The problem with this, legally speaking, is that Article III of the Constitution only allows federal courts to hear “cases and controversies”—that is, plaintiffs in lawsuits must show that they’ve actually been harmed, or will soon be harmed, by the defendant. They can’t just claim that they might someday suffer some kind of injury as an indirect result of the defendant’s actions. Not to mention the fact that a car doesn’t have a price in the first place until the moment of sale. Nothing does. There’s no such thing as an abstract “price” of something.
PLF filed a friend of the court brief this week in the Ninth Circuit Court of Appeals, arguing that to allow a lawsuit like this to go forward would give people a sort of permanent veto power over a manufacturer, by which the consumer could sue the manufacturer any time it acts in a way that reduces the potential resale value of a product. People who bought the Microsoft Zune could sue due to the fact that, well, nobody liked the Zune. People who bought Betamax video recorders could have sued Sony for allowing VHS to dominate the market. Purchasers of Procter & Gamble products could sue because Procter & Gamble is rumored to be doing business with Satan. (Um…falsely.)

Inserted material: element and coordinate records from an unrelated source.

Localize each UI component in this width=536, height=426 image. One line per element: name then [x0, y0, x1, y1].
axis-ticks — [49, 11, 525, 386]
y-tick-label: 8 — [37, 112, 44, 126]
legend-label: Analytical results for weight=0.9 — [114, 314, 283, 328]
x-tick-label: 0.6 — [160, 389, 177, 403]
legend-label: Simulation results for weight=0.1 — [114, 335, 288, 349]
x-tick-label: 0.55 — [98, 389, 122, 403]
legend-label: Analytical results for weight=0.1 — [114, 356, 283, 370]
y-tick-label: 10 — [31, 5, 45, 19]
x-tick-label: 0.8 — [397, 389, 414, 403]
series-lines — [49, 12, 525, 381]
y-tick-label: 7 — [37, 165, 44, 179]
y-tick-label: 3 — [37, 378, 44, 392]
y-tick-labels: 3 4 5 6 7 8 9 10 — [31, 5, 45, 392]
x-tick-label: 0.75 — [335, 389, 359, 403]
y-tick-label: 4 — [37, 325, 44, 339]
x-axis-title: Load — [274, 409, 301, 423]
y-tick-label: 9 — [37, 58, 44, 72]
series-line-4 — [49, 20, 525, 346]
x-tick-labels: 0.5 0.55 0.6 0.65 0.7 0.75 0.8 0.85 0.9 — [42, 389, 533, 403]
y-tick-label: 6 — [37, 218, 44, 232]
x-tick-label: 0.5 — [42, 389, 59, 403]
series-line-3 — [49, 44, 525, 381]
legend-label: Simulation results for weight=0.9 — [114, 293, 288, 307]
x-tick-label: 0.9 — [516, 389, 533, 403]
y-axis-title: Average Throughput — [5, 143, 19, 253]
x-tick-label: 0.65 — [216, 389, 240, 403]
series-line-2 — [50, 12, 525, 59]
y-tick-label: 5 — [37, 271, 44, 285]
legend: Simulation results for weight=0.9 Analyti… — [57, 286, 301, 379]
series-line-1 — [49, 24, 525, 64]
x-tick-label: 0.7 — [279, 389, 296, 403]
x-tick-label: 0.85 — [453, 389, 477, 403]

PLF has argued against these non-injury class action cases before. In Texas and in Florida, for example, trial lawyers sued car makers for a non-existent seat-belt defect. Unfortunately, some state courts have allowed cases like these to proceed—thus giving a judicial blessing to lawsuits in which plaintiffs do not even claim that they’ve been harmed. Class action lawsuit abuse is a multibillion dollar industry in the United States. Sadly, it flourishes only by diverting money from the productive sector of the economy into the pockets of a clever and manipulative plaintiffs’ bar that sees the courts not as a forum for remedying actual harms, but as a device for enriching themselves and squeezing wealth-creating businesses.